Susan Graham

Susan Graham | Mezzo-soprano

Susan Graham | Mezzo-soprano

“Graham’s mezzo-soprano is a voice without regrets, healthy, rounded, ineffably musical, and eager for a challenge.” – New Yorker
Susan Graham, world famous in opera, concerts, and recitals – particularly in French repertoire – opens her season singing Berlioz in South America, and later performs in New York, Paris, and Munich. She hosts the fourth annual Opera News Awards, sings at the renowned Prague Spring Festival, and closes her season with recitals in Berlin, Copenhagen, London, Vienna, and Brussels. At the Met she is Elvira in Mozart’s Don Giovanni and Marguérite in Berlioz’s Damnation de Faust; at Carnegie Hall she sings “Arias & Barcarolles” during a citywide Leonard Bernstein Festival and later salutes Marilyn Horne for her 75th birthday. Also on Ms. Graham’s agenda are songs by Berg in St. Louis, Mozart arias in Salzburg, and Rorem songs with Orpheus Chamber Orchestra.
Ms. Graham has sung Gluck’s Iphigénie en Tauride at the Metropolitan Opera, Lyric Opera of Chicago, San Francisco Opera, and the Royal Opera House Covent Garden. She has performed leading roles from the 17th to 20th centuries at the world’s principal opera houses, including La Scala, Vienna State Opera, Opéra National de Paris, Dresden’s Semperoper, and the Salzburg Festival, and she has appeared with most of the world’s foremost conductors and orchestras. Dubbed “America’s favorite mezzo” by Gramophone magazine, the Grammy Award-winning singer captivates audiences with her expressive voice, tall and graceful stature, and natural, engaging acting ability in comedy as well as tragedy.
Last season at the Met, Ms. Graham portrayed both Gluck’s Iphigénie and Mozart’s Sesto in La clemenza di Tito, and gave recitals in London, Madrid, Amsterdam, and Paris with her frequent collaborator, pianist Malcolm Martineau. Her season finale as Handel’s Ariodante with San Francisco Opera prompted a local critic to write: “Susan Graham added one more entry to her long list of triumphs with the company, turning in a performance marked by nobility and technical bravura.”
Susan Graham releases two new recordings this season: Un frisson français, with Malcolm Martineau for ONYX Classics, surveys a century of French song; and her famous rendition of La mort de Cléopatre by Hector Berlioz, as recorded with the Berlin Philharmonic and Sir Simon Rattle, is released by EMI Classics. Her discography of complete operas ranges from Handel’s Alcina and Gluck’s Iphigénie en Tauride to Barber’s Vanessa, Jake Heggie’s Dead Man Walking, and Berlioz’s Troyens on DVD.
Ms. Graham created the part of Sister Helen Prejean in Dead Man Walking for San Francisco Opera, and created roles in two Metropolitan Opera world premieres – Tobias Picker’s An American Tragedy and John Harbison’s Great Gatsby.

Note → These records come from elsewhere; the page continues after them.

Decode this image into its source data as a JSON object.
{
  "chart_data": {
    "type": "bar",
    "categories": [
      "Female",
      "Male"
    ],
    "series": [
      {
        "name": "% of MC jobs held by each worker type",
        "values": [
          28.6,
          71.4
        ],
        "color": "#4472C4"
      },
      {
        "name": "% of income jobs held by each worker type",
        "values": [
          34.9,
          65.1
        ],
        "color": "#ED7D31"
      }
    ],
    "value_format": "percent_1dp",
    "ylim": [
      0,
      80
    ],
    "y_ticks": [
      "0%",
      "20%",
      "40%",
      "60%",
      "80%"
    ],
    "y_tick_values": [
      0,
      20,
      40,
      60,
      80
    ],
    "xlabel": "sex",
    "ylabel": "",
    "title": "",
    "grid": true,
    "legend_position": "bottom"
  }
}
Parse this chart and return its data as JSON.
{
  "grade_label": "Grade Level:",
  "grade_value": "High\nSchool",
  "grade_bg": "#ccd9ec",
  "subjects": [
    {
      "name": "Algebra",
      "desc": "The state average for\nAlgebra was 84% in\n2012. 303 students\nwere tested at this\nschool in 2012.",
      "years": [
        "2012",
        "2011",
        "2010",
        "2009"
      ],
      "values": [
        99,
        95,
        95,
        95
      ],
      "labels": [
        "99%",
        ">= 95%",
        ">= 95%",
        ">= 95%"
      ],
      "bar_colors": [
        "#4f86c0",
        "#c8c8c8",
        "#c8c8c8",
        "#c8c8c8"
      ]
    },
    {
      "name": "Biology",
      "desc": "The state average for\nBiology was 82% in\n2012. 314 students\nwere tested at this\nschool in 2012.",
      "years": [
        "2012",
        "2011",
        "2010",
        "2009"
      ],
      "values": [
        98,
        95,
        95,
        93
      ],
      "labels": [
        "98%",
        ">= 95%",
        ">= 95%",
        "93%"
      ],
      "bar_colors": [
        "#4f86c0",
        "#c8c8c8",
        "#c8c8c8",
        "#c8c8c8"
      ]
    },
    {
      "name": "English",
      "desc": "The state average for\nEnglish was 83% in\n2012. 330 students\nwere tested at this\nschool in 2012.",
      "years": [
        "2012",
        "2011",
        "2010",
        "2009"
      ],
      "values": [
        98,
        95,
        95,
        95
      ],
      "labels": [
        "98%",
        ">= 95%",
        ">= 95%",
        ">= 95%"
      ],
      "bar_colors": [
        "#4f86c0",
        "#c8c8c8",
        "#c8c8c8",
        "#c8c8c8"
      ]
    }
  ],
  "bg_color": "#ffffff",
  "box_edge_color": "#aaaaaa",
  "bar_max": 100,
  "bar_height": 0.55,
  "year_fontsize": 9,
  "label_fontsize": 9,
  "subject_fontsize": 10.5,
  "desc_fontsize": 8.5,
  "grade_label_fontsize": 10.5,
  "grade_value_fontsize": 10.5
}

Born in New Mexico and raised in Texas, Susan Graham studied at Texas Tech University and the Manhattan School of Music. As a young artist, she won awards from the Metropolitan Opera National Council, San Francisco Opera, and the Richard Tucker Music Foundation. She was Musical America’s Vocalist of the Year, and her hometown of Midland, Texas, has made September 5 its annual “Susan Graham Day”.